Despite the complementary positioning, competition exists at the platform level:

1. Agent Deployment Surface

  • Agents CLI pulls deployment toward Google Cloud (Agent Platform, Cloud Run, Gemini Enterprise)
  • Codex CLI pulls toward OpenAI infrastructure (Codex Cloud, cloud VM tasks, codex exec)
  • Teams must choose where their agents run in production

2. Evaluation Frameworks

  • Agents CLI provides agents eval run and agents eval compare with ground-truth datasets
  • Codex CLI relies on custom hooks, test suites, and CI/CD integration for evaluation
  • Google’s eval framework is more opinionated; Codex’s is more flexible

3. Enterprise Governance

  • Agents CLI leverages Google Cloud IAM, VPC Service Controls, and Agent Platform governance
  • Codex CLI provides enterprise config layers, approval policies, sandbox modes, and the Dell AI Factory on-premises option
  • Different governance models for different compliance requirements

4. Skill/Plugin Ecosystems

  • Agents CLI ships skills that teach coding agents Google Cloud patterns
  • Codex CLI has its own skills directory and plugin marketplace
  • The ecosystems don’t interoperate — skills are agent-specific

When They Complement

The strongest use case is combining both:

Developer → Codex CLI (write agent code)
              ↓
         Agents CLI skills (scaffold ADK project)
              ↓
         Agents CLI eval (validate against eval sets)
              ↓
         Agents CLI deploy (ship to Google Cloud)

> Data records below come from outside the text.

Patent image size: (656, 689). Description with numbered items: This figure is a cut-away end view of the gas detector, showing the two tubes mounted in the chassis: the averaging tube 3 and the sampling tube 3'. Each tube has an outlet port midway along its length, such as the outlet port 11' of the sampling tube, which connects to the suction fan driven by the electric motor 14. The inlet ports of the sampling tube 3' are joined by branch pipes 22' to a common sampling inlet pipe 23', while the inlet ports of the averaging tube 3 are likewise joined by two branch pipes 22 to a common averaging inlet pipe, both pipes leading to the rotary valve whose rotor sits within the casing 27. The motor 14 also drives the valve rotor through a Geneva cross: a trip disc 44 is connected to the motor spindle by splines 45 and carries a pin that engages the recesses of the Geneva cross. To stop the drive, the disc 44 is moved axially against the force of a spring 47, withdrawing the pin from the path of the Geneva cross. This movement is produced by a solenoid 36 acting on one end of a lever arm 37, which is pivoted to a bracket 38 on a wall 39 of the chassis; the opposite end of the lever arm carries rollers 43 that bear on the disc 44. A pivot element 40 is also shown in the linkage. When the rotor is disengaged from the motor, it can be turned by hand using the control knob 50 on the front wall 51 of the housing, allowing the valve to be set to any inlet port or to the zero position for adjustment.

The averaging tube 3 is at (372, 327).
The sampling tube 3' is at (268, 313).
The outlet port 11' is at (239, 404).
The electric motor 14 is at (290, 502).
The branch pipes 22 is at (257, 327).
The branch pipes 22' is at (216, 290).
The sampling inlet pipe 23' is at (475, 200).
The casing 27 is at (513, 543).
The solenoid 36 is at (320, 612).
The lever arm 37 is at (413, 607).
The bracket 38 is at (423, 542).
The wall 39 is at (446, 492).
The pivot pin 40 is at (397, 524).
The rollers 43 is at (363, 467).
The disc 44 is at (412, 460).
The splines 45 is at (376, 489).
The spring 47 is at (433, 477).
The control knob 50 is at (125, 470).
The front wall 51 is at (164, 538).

This gives you Codex CLI’s coding intelligence with Google Cloud’s deployment infrastructure.

Decision Framework

If you need… Use…
A coding agent to write and test code Codex CLI
To deploy agents to Google Cloud Agents CLI (via Codex CLI)
To deploy agents to OpenAI infrastructure Codex Cloud / codex exec
End-to-end agent lifecycle on Google Cloud Both together
On-premises agent deployment Codex CLI + Dell AI Factory
Multi-cloud agent deployment Codex CLI + Agents CLI + provider-specific tools

Enterprise Deployment Comparison

Aspect Codex CLI + OpenAI Agents CLI + Google Cloud
Compute Codex Cloud VMs, local sandbox Cloud Run, GKE, Agent Engine
Governance Enterprise config layers, approval policies IAM, VPC Service Controls
On-premises Dell AI Factory partnership Anthos / GKE Enterprise
Model lock-in OpenAI models only Model-agnostic (ADK)
Billing OpenAI API usage Google Cloud billing
CI/CD codex exec, GitHub Actions agents deploy, Cloud Build

Practical Recommendation

For Daniel’s agentic pod architecture:

  1. Use Codex CLI as the primary coding agent — it handles the inner loop of code generation, testing, and PR management
  2. Add Agents CLI skills when deploying to Google Cloud — a dedicated “deployer” agent role in the pod can use Agents CLI for all GCP deployment tasks
  3. Keep deployment-surface flexibility — don’t lock into a single cloud provider’s agent hosting
  4. Watch the ecosystem convergence — as Google expands A2A (Agent-to-Agent) protocol integration and OpenAI expands its plugin marketplace, the interoperability story will evolve

What Changed at Google I/O 2026

The I/O 2026 announcements (19 May) strengthened Agents CLI’s position:

  • Antigravity 2.0 now supports dynamic subagents and scheduled tasks, giving Google a more complete agent platform
  • Managed Agents in Gemini API provides agent-as-a-service execution, competing with codex exec
  • Android CLI 1.0 reached stability, showing Google’s commitment to CLI-based agent tooling
  • Agents CLI gained broader visibility as the unifying deployment tool across Google’s agent ecosystem

The key competitive nuance remains: Google Agents CLI is designed to work WITH Codex CLI, but it competes at the platform level by pulling agent deployment toward Google Cloud versus OpenAI’s own infrastructure.